The stations were closed for various reasons, including expired permits and operation by unauthorized personnel, said Diosdado Cabello, minister of Public Works and Housing.

"Freedom of expression is not the most sacred freedom," Cabello was quoted as saying by CNN affiliate Globovision.

Cabello said the closings affected at least 11 states nationwide and 206 additional stations would shut down in the coming days.

Most station owners said the closures were politically motivated. The government of leftist President Hugo Chavez has cracked down on the media.

A "Special Bill Against Media Crimes" was introduced before the National Assembly this week, Cabello said, adding that he hoped the bill would pass.

The government has also heightened its battle against Globovision, the only critical private broadcaster in the nation. In June, it launched a fifth investigation into the network.
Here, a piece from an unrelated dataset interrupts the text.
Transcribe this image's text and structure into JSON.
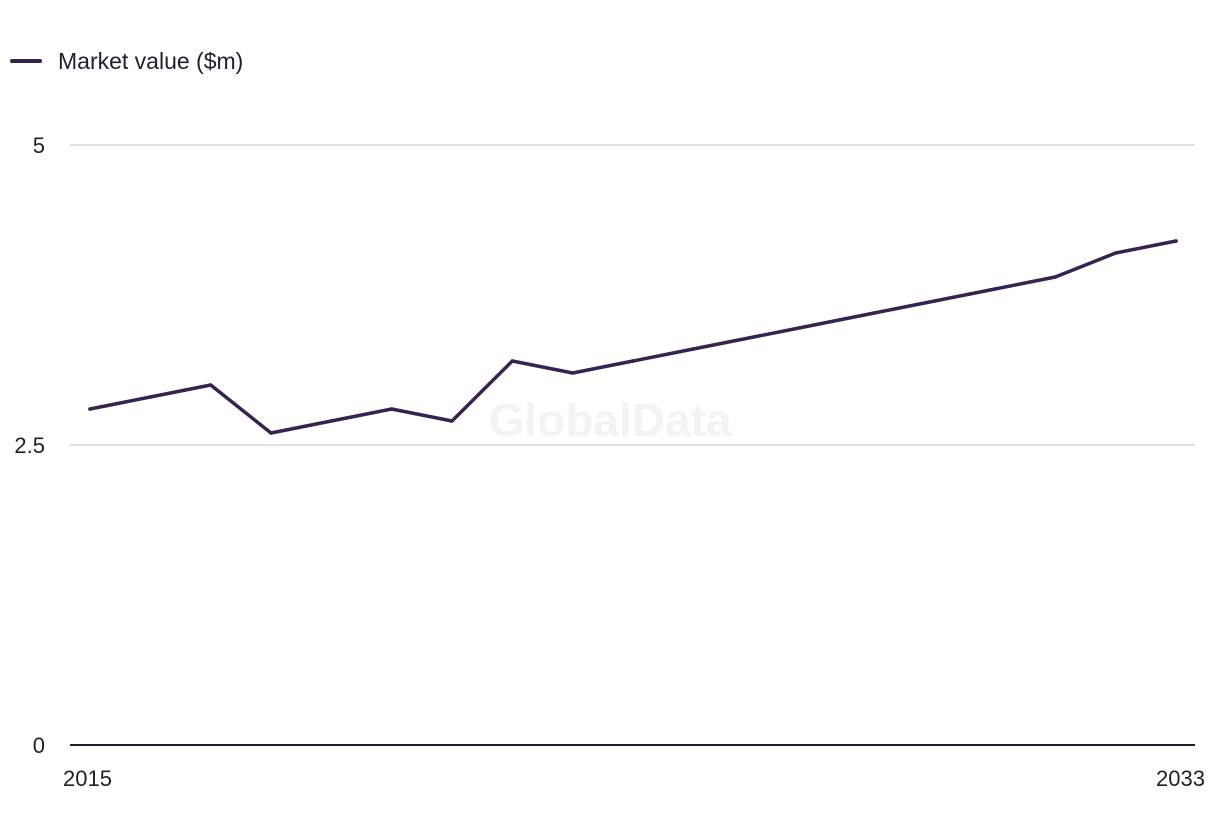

In early June, officials arrived at Globovision to accuse the station of not paying about $2.3 million in taxes for certain advertisements it aired in 2002 and 2003.

A few hours before, the government raided the home of Globovision President Guillermo Zuloaga, an avid hunter, to see whether he had killed any protected animals. It was the second raid on Zuloaga's home in two weeks.

"This is something to try to scare Globovision, to silence Globovision, something they are not going to achieve," Zuloaga said at the time.

RCTV, another independent station that criticized Chavez, lost its broadcast license two years ago. It had to go off the public airwaves and transmit solely on cable.

Other TV stations hung on to their frequencies by adjusting their editorial line, the Reporters Without Borders press organization said in its 2009 World Report.

Venezuelan officials have repeatedly denied any political motives. Chavez has labeled as "terrorists" any TV station owners who criticize the government.